Of course it is not bullshit, and you know it. The Raw camera RGB is profiled, and that can be expressed as a gamut by plotting the hull and calculating the size.
When I stated we both knew it was BS, I assumed you understood the subject, sorry
Raw image data is in some native camera color space, but it is not a colorimetric color space, and has no single “
correct” relationship to colorimetry. The same thing could be said about a color film negative. Someone has to make a choice of how to convert values in non-colorimetric color spaces to colorimetric ones. The choice is that I've asked about, the web page you provide didn't answer the question. There are better and worse choices, but no single correct conversion (unless the “
scene” you are photographing has only three independent colorants, like when we scan film).Cameras don’t have primaries, they have spectral sensitivities, and the difference is important because a camera can capture all sorts of different primaries. Two different primaries may be captured as the same values by a camera, and the same primary may be captured as two different values by a camera (if the spectral power distributions of the primaries are different). A camera has colors it can capture and encode as unique values compared to others, that are imaginary (not visible) to us. There are colors we can see, but the camera can't capture that are imaginary to it. Most of the colors the camera can "see" we can see as well. Yet some cameras can “see colors“ outside the spectral locus however every attempt is usually made to filter those out. Most important is the fact that cameras “
see colors“ inside the spectral locus differently than humans.
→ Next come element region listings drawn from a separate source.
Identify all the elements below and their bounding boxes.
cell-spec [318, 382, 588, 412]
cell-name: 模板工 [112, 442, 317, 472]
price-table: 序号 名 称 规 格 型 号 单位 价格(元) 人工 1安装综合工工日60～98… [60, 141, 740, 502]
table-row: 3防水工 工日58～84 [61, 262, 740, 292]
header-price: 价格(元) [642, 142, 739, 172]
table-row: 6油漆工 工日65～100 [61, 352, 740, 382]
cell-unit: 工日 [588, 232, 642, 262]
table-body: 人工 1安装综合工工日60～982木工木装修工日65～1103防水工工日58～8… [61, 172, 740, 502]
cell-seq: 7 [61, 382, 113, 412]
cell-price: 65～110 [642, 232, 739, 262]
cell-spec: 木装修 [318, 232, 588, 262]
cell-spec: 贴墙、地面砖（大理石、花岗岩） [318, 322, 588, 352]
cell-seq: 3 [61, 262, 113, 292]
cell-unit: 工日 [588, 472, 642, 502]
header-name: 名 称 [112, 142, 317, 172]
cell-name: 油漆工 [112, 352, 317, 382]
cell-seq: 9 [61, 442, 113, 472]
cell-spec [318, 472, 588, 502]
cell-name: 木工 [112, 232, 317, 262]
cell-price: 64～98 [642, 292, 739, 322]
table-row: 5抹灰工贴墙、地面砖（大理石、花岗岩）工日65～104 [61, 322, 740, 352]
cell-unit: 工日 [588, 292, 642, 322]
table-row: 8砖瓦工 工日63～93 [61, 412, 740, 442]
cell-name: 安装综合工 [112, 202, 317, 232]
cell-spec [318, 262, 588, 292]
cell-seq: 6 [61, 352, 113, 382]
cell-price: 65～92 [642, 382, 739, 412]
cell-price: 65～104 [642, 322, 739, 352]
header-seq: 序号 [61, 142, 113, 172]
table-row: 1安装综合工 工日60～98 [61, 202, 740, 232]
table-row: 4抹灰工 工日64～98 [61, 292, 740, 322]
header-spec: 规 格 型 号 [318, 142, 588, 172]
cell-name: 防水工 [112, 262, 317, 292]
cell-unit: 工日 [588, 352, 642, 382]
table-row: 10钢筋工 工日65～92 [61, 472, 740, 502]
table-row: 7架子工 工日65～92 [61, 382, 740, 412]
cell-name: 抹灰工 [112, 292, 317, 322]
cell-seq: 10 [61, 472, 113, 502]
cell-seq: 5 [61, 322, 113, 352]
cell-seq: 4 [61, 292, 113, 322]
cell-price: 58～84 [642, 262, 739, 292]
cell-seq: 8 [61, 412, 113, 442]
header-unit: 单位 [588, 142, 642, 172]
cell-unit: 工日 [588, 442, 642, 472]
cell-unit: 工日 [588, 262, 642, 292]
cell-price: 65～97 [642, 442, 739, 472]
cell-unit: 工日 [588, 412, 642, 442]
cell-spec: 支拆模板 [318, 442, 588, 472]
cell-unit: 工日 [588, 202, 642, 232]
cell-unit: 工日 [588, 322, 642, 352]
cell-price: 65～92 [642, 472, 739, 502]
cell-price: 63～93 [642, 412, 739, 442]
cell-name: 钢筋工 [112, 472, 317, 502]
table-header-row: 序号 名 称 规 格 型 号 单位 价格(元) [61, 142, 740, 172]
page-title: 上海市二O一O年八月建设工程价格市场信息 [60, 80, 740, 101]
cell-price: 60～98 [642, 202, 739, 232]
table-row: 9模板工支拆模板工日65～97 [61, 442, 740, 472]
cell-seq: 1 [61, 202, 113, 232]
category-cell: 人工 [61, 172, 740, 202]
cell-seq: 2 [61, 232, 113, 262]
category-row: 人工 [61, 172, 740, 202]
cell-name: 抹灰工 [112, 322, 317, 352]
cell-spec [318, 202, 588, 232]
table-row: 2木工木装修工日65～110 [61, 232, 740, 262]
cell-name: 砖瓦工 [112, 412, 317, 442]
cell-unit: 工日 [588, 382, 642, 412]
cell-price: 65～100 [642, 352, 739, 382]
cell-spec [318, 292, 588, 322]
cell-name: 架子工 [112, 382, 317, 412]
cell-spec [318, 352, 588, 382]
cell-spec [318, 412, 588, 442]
No shipping camera that I know of meets the Luther-Ives condition. This means that cameras exhibit significant observer metamerism with respect to humans. The camera color space differs from a more common working color space in that it does not have a unique one to one transform to and from CIE XYZ. This is because the camera has different color filters than the human eye, and thus "
sees" colors differently. Any translation from camera color space to CIE XYZ space is therefore an approximation. What is the CIE XYZ space?
The point is that if you think of camera primaries you can come to many incorrect conclusions because cameras capture spectrally. On the other hand, displays create colors using primaries. Primaries are defined colorimetrically so any color space defined using primaries is colorimetric. Native (raw) camera color spaces are almost never colorimetric, and therefore cannot be defined using primaries. Therefore, the measured pixel values don't even produce a gamut until they're mapped into a particular RGB space. Before then, *all* colors are (by definition) possible.
So no, whatever processing
COLOR SPACE I've asked about isn't the same or even similar to that
captured by a camera sensor! Adobe for whatever reason has no issue telling it's users what the actual color space for
processing is utilized: ProPhoto RGB primaries with a 1.0 TRC. C1's page was written with ambiguities and marketing BS.